As someone who was recently screwed over by LLM CSR, I'd respectfully disagree. Amazon replaced their offshore humans with LLMs recently. They put the "subscribe to Prime" button on the right-hand side of the screen when you go to checkout. It's a one-click subscription. I accidentally clicked it a few days ago.

I immediately hop on customer service chat to ask for a refund. I was surprised to be talking to an LLM rather than a human, but go ahead and explain what happened and state I want the transaction for the subscription canceled. It offers to cancel the subscription at the end of the 30-day subscription. I decline, noting I want a refund for the subscription I didn't intend to take. It repeats it can cancel the subscription at the end of 30-day subscription. I ask for human. It repeats. I ask for human again. It repeats. I disconnect.

Amazon knows what it's doing.

Nextgrid 2 days ago | parent [-]

This occurrence has nothing to do with AI? The reason AI doesn't want to grant you the refund is because it's not been given the ability to do so. It would be no different with a human.

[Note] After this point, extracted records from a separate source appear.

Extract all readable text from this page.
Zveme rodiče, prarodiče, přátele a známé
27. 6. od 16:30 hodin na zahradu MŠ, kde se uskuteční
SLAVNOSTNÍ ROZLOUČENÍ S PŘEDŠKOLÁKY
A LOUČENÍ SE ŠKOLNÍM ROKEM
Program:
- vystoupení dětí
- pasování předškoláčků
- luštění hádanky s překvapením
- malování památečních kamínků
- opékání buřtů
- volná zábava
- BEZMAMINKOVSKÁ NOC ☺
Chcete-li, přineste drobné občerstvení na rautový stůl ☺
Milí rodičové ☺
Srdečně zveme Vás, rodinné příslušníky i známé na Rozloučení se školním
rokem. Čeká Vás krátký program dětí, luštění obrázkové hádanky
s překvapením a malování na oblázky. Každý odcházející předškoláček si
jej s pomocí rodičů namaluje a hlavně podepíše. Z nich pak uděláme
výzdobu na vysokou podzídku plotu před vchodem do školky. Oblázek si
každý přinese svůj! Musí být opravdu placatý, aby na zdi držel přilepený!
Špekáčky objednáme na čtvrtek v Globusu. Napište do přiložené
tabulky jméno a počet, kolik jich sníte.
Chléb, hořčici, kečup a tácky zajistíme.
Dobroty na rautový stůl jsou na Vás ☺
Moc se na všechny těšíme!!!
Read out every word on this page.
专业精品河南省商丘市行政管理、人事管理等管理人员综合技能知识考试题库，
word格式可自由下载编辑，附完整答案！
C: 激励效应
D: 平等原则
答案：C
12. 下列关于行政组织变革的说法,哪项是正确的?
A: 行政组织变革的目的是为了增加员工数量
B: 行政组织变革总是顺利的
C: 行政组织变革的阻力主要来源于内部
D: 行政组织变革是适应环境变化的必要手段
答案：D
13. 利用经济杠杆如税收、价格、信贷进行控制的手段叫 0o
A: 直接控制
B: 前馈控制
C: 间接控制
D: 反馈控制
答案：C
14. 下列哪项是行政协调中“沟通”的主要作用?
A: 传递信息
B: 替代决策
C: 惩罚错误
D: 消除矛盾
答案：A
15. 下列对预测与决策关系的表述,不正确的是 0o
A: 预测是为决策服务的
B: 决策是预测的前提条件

If Amazon wanted to give you the ability to get a refund for unused Prime benefits, it would allow the AI to do it, or even give you a button to do it yourself.

kldg 2 days ago | parent [-]

I can't really argue this except to say trust me, bro, I've been an Amazon customer for over 20 years, and there has never been an issue, no matter how unusual, the CSR was not able to resolve inside about five minutes. The LLM was completely on rails with only specific whitelisted actions available to it. Even if a human couldn't do the specific action, they could explain why instead of word-for-word repeating an irrelevant part of their script.

They don't trust the LLM so they cripple what it can do, would be the generous interpretation. I actually think they're intentionally crippling the LLMs' access to accounts, though, to reduce their spend not on CSRs, but on CSR actions for, for example, refunds, where the LLM becomes an excuse for the change; they can hide behind what they'll call technical issues or teething pains.

AbstractH24 a day ago | parent [-]

I know exactly what you mean, but its hard to tell if its something they are ok with because they are slowly becoming less user-centric and willing to make refunds/exceptions. Or if its the rigidity of AI.

If it was the former, they would help you when you esclated it. So I think they are just becoming more greedy.